The Economy Department’s handling of Covid support schemes has left scammers and embezzlers an “open target” that has “added billions to taxpayer woes,” Parliament’s spending watchdog has noted.
In its review of the Department for Business, Energy and Industrial Strategy (BEIS) annual report, the Public Accounts Committee (PAC) said it acknowledged that the government had offered crucial support to businesses at the height of the pandemic.
Efforts to identify fraud and errors came too late, however, as the money had been spent by the time they were confirmed and “the tracks will have long since dried up.”
“BEIS says it saw this risk coming but it really isn’t clear where the government was looking when it put together its first Covid response,” said PAC leader Labor MP Dame Meg Hillier.
“It presented scammers and embezzlers with an open target, and they have capitalized on it, adding billions and billions to taxpayer worries. These lessons should have been learned from the banking crisis a decade ago and could have been prepared in the government’s pandemic drills.”
The comments come amid frustration at the scale of the Covid fraud which has put billions of pounds worth of government money at risk.
Of the £79.3bn in government-guaranteed loans to support businesses in the first year of the pandemic, taxpayers are estimated to lose £4.9bn to fraud and error.
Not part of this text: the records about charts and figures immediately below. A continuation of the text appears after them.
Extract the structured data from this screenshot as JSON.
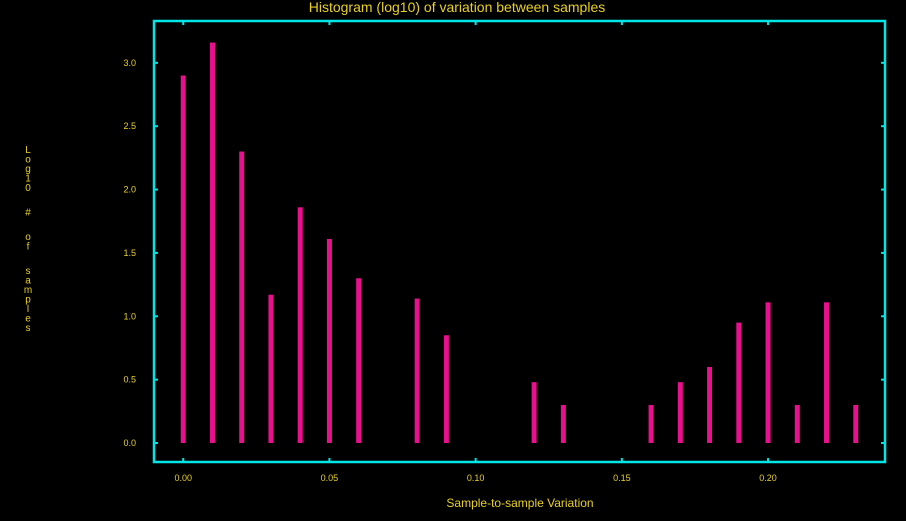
{
  "colors": {
    "background": "#000000",
    "frame": "#00e5e5",
    "text": "#e8d020",
    "bars": "#e8108c"
  },
  "chart_data": {
    "type": "bar",
    "title": "Histogram (log10) of variation between samples",
    "xlabel": "Sample-to-sample Variation",
    "ylabel": "Log10 # of samples",
    "x": [
      0.0,
      0.01,
      0.02,
      0.03,
      0.04,
      0.05,
      0.06,
      0.08,
      0.09,
      0.12,
      0.13,
      0.16,
      0.17,
      0.18,
      0.19,
      0.2,
      0.21,
      0.22,
      0.23
    ],
    "values": [
      2.9,
      3.16,
      2.3,
      1.17,
      1.86,
      1.61,
      1.3,
      1.14,
      0.85,
      0.48,
      0.3,
      0.3,
      0.48,
      0.6,
      0.95,
      1.11,
      0.3,
      1.11,
      0.3
    ],
    "xlim": [
      -0.01,
      0.24
    ],
    "ylim": [
      -0.15,
      3.33
    ],
    "xticks": [
      "0.00",
      "0.05",
      "0.10",
      "0.15",
      "0.20"
    ],
    "yticks": [
      "0.0",
      "0.5",
      "1.0",
      "1.5",
      "2.0",
      "2.5",
      "3.0"
    ],
    "grid": false,
    "legend": "none"
  }
}
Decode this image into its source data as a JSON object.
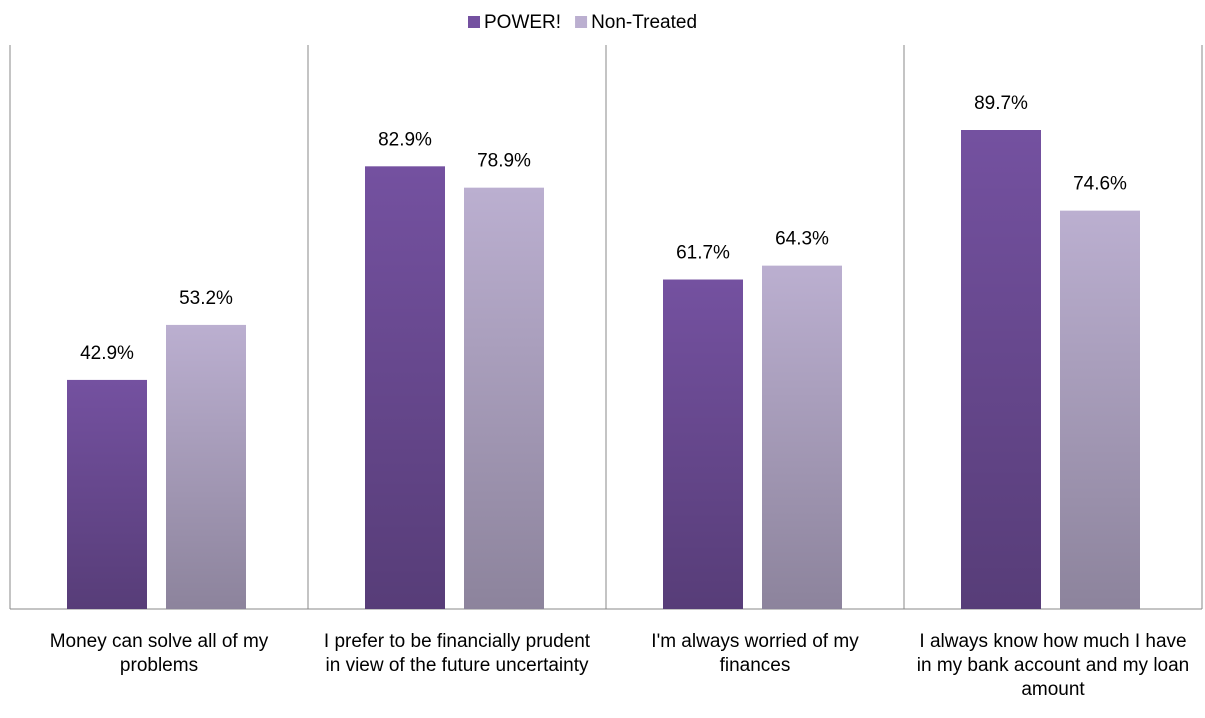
{
  "chart_data": {
    "type": "bar",
    "categories": [
      "Money can solve all of my problems",
      "I prefer to be financially prudent in view of the future uncertainty",
      "I'm always worried of my finances",
      "I always know how much I have in my bank account and my loan amount"
    ],
    "series": [
      {
        "name": "POWER!",
        "color": "#7451a0",
        "values": [
          42.9,
          82.9,
          61.7,
          89.7
        ],
        "value_labels": [
          "42.9%",
          "82.9%",
          "61.7%",
          "89.7%"
        ]
      },
      {
        "name": "Non-Treated",
        "color": "#bbafd0",
        "values": [
          53.2,
          78.9,
          64.3,
          74.6
        ],
        "value_labels": [
          "53.2%",
          "78.9%",
          "64.3%",
          "74.6%"
        ]
      }
    ],
    "ylim": [
      0,
      100
    ],
    "legend": "top"
  }
}
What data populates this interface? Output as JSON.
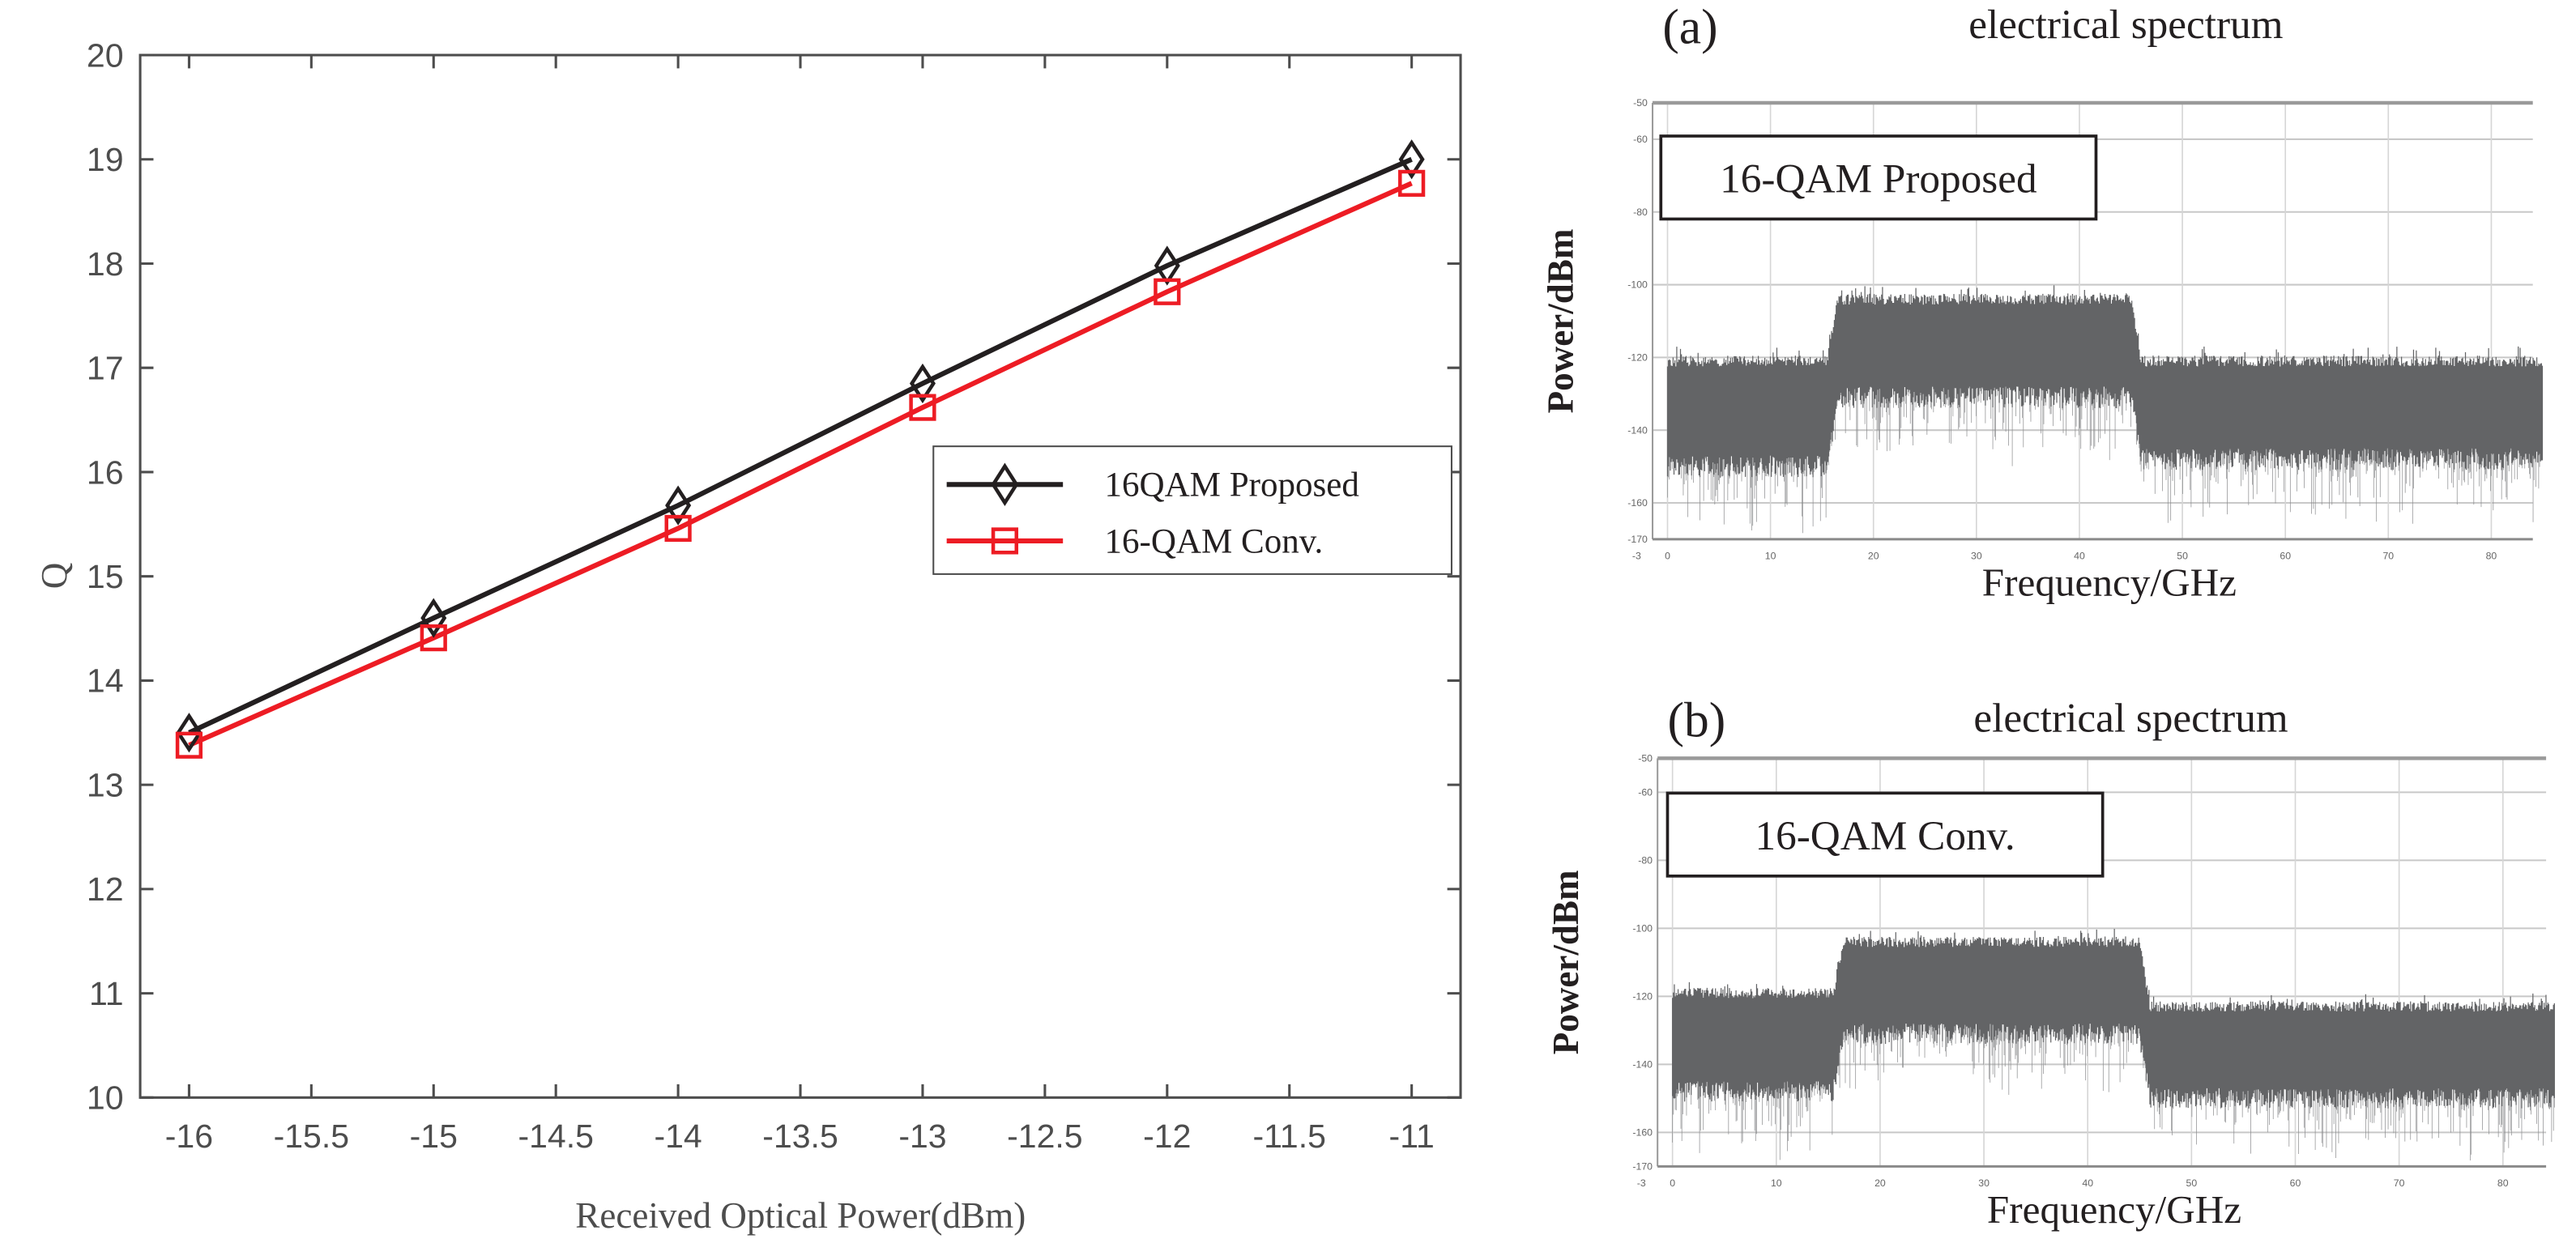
{
  "chart_data": [
    {
      "type": "line",
      "title": "",
      "xlabel": "Received Optical Power(dBm)",
      "ylabel": "Q",
      "xlim": [
        -16.2,
        -10.8
      ],
      "ylim": [
        10,
        20
      ],
      "xticks": [
        -16,
        -15.5,
        -15,
        -14.5,
        -14,
        -13.5,
        -13,
        -12.5,
        -12,
        -11.5,
        -11
      ],
      "yticks": [
        10,
        11,
        12,
        13,
        14,
        15,
        16,
        17,
        18,
        19,
        20
      ],
      "grid": false,
      "legend_position": "center-right",
      "x": [
        -16,
        -15,
        -14,
        -13,
        -12,
        -11
      ],
      "series": [
        {
          "name": "16QAM Proposed",
          "values": [
            13.5,
            14.6,
            15.68,
            16.85,
            17.98,
            19.0
          ],
          "color": "#231f20",
          "marker": "diamond"
        },
        {
          "name": "16-QAM Conv.",
          "values": [
            13.38,
            14.41,
            15.46,
            16.62,
            17.73,
            18.77
          ],
          "color": "#ed1c24",
          "marker": "square"
        }
      ]
    },
    {
      "type": "area",
      "panel_label": "(a)",
      "title": "electrical spectrum",
      "annotation": "16-QAM Proposed",
      "xlabel": "Frequency/GHz",
      "ylabel": "Power/dBm",
      "xlim": [
        -3,
        85
      ],
      "ylim": [
        -170,
        -50
      ],
      "xticks": [
        -3,
        0,
        10,
        20,
        30,
        40,
        50,
        60,
        70,
        80
      ],
      "yticks": [
        -50,
        -60,
        -80,
        -100,
        -120,
        -140,
        -160,
        -170
      ],
      "grid": true,
      "bands": [
        {
          "from": 0,
          "to": 15.5,
          "top": -121,
          "floor": -150,
          "min": -170
        },
        {
          "from": 16.5,
          "to": 45,
          "top": -104,
          "floor": -131,
          "min": -152
        },
        {
          "from": 46,
          "to": 85,
          "top": -121,
          "floor": -148,
          "min": -168
        }
      ]
    },
    {
      "type": "area",
      "panel_label": "(b)",
      "title": "electrical spectrum",
      "annotation": "16-QAM Conv.",
      "xlabel": "Frequency/GHz",
      "ylabel": "Power/dBm",
      "xlim": [
        -3,
        85
      ],
      "ylim": [
        -170,
        -50
      ],
      "xticks": [
        -3,
        0,
        10,
        20,
        30,
        40,
        50,
        60,
        70,
        80
      ],
      "yticks": [
        -50,
        -60,
        -80,
        -100,
        -120,
        -140,
        -160,
        -170
      ],
      "grid": true,
      "bands": [
        {
          "from": 0,
          "to": 15.5,
          "top": -119,
          "floor": -148,
          "min": -170
        },
        {
          "from": 16.5,
          "to": 45,
          "top": -104,
          "floor": -131,
          "min": -150
        },
        {
          "from": 46,
          "to": 85,
          "top": -123,
          "floor": -150,
          "min": -170
        }
      ],
      "spectrum_color": "#636466"
    }
  ]
}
Add to that a further £5.7 billion estimated to have been lost under the furlough and self-employment schemes.
The report accused BEIS of not adequately identifying or reflecting the potential risks of organized white-collar crime.
Sign up for the daily Business Today email or follow Guardian Business on Twitter at @BusinessDesk
“Some of the staggering losses so far represent only the department’s best estimates, so the actual amount of taxpayer money that will be lost could be even higher,” the PAC said, noting that it also has limited information on the true extent of the fraud was linked to the £21.8bn Covid grants being distributed by local authorities.
BEIS has only estimated fraud and error rates related to £11.5bn of those grants at around £1bn, the PAC said.
A government spokesman said: “We continue to crack down on fraud under the Covid Support Scheme and will not tolerate those who attempt to defraud consumers and taxpayers.
“These programs have been implemented at unprecedented speed to protect millions of jobs and businesses. If the government had not acted quickly, more businesses would have failed and many more jobs would have been lost.”